Once pointed at an S3 target, Macie automatically scours the data and classifies it by file and content type, using both file metadata and the raw content. Like other ML software, AWS pre-trained Macie's machine classifier using a corpus of common content types. Once classified, Macie automatically assigns a decile risk level. Both the classifications and risk scores can be customized using the AWS management console, which also displays a dashboard summarizing content types and risk profile. Unlike most DLP products, Macie's degree of automation means it's incredibly easy to setup; after configuring some account security settings, just point at some S3 buckets and let it chew away at the data.

Google DLP: meant for developers, but powerful capabilities

It doesn't hype the AI connection, but Google likely preceded AWS in applying learning algorithms to DLP over a year ago when it introduced a DLP scanning engine for enterprise Gmail customers. Although DLP policies are organized by a set of rules, the underlying content scanning almost certainly uses deep learning modules to automatically detect things like credit card or personal ID numbers even when they're embedded in rich attachments like slide decks and images. Last January, the company extended the DLP feature to protect any file in Google Drive.

The G Suite DLP feature uses technology Google later exposed as a standalone service via a set of Google Cloud DLP APIs. As its product manager summarizes the features,

The DLP API gives GCP users access to a classification engine that includes over 40 predefined content templates for credit card numbers, social security numbers, phone numbers and other sensitive data. Users send the API textual data or images and get back metadata such as likelihood and offsets (for text) and bounding boxes (for images).

Like all ML algorithms, the DLP API generates a probability score used to classify the likelihood that a given set of data matches one of the protected data types. Of course, the algorithms work on text, as is best seen by trying this demo application, but what makes Google's system so impressive is that it also works with images, for example, numbers from a scanned credit card as it showed in this presentation. The DLP API currently works with data stored in Google Cloud Storage (object) BigQuery (data warehouse), and Cloud Datastore (NoSQL database), but since it's a REST API, can also be integrated with external data sources.

My take, others to follow

Using machine intelligence in the form of DLP information classification and identification is the most significant advance in the product category's history. Although Amazon and Google are leading the charge, others will surely follow. For example, the Azure Information Protection service currently uses metadata and policy labels to classify data sensitivity. Adding machine intelligence to automatically tag and scan data seems like an obvious extension to this DLP and rights management engine.

Similarly, SAP is applying ML to a variety of business processes such as invoice processing, brand recognition and penetration and customer sentiment analysis. Given the vast amount of enterprise data stored in SAP systems, adding AI-powered DLP seems obvious and when asked about the possibility, Markus Noga, SAP's VP of ML, admitted he'd heard the request from customers, but that DLP currently isn't a high priority. I expect that to change.

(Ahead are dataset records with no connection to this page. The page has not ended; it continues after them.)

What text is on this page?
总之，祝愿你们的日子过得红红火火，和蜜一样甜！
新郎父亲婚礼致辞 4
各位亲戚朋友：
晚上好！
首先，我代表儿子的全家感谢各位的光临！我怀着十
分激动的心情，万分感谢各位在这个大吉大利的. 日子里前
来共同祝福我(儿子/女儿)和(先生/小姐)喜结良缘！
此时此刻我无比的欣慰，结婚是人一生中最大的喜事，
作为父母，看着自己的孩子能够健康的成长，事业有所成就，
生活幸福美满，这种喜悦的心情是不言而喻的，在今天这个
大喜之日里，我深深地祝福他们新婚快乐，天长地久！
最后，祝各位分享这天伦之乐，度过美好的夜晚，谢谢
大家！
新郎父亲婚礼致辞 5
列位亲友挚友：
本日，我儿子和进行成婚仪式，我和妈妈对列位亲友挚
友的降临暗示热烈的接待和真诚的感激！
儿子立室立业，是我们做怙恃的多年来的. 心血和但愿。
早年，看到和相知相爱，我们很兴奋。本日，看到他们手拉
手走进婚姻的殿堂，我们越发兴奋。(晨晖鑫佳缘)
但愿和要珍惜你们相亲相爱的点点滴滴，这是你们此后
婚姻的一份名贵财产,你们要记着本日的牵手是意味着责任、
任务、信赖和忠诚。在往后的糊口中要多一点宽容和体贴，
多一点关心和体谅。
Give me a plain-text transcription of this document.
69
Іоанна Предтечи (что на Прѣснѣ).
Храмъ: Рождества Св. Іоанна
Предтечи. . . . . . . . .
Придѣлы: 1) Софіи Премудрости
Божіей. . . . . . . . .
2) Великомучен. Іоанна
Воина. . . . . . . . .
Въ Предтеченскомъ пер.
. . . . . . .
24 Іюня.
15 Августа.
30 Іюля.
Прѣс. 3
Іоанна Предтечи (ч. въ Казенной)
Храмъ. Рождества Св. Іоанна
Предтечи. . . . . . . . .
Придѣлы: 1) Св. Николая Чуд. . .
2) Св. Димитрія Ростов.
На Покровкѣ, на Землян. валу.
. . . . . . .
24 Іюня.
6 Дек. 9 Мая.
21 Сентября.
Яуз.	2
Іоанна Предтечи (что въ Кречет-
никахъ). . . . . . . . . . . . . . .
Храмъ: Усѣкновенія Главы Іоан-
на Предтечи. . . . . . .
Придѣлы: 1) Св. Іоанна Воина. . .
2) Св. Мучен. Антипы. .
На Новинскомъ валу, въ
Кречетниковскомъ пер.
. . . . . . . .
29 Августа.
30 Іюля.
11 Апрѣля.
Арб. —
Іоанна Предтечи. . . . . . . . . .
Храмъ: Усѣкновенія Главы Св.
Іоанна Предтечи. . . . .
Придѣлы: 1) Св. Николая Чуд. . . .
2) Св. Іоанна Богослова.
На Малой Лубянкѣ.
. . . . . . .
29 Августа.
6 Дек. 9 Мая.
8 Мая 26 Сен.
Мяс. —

DLP is also a natural fit for IBM's cognitive service, Watson, which has already applied ML technology to security threat analysis via the QRadar Advisor. Indeed, an IBM Research paper has documented a deep learning system for DLP that can automatically detect sensitive content in Office documents and PDFs. Don't be surprised when an evolution of this technology shows up in an IBM service.

The problem with traditional DLP software is the inherent limitation of understanding only metadata and text content. It's a fatal flaw in today's rich media world where people are more likely to share information using photos, voice or video clips. AI, particularly deep learning, is the key to unlocking the significance of such data and will become a prerequisite in future DLP software where it's not good enough being able to scan emails when your millennial employees are collaborating on Facetime, Duo, Snapchat and WhatsApp.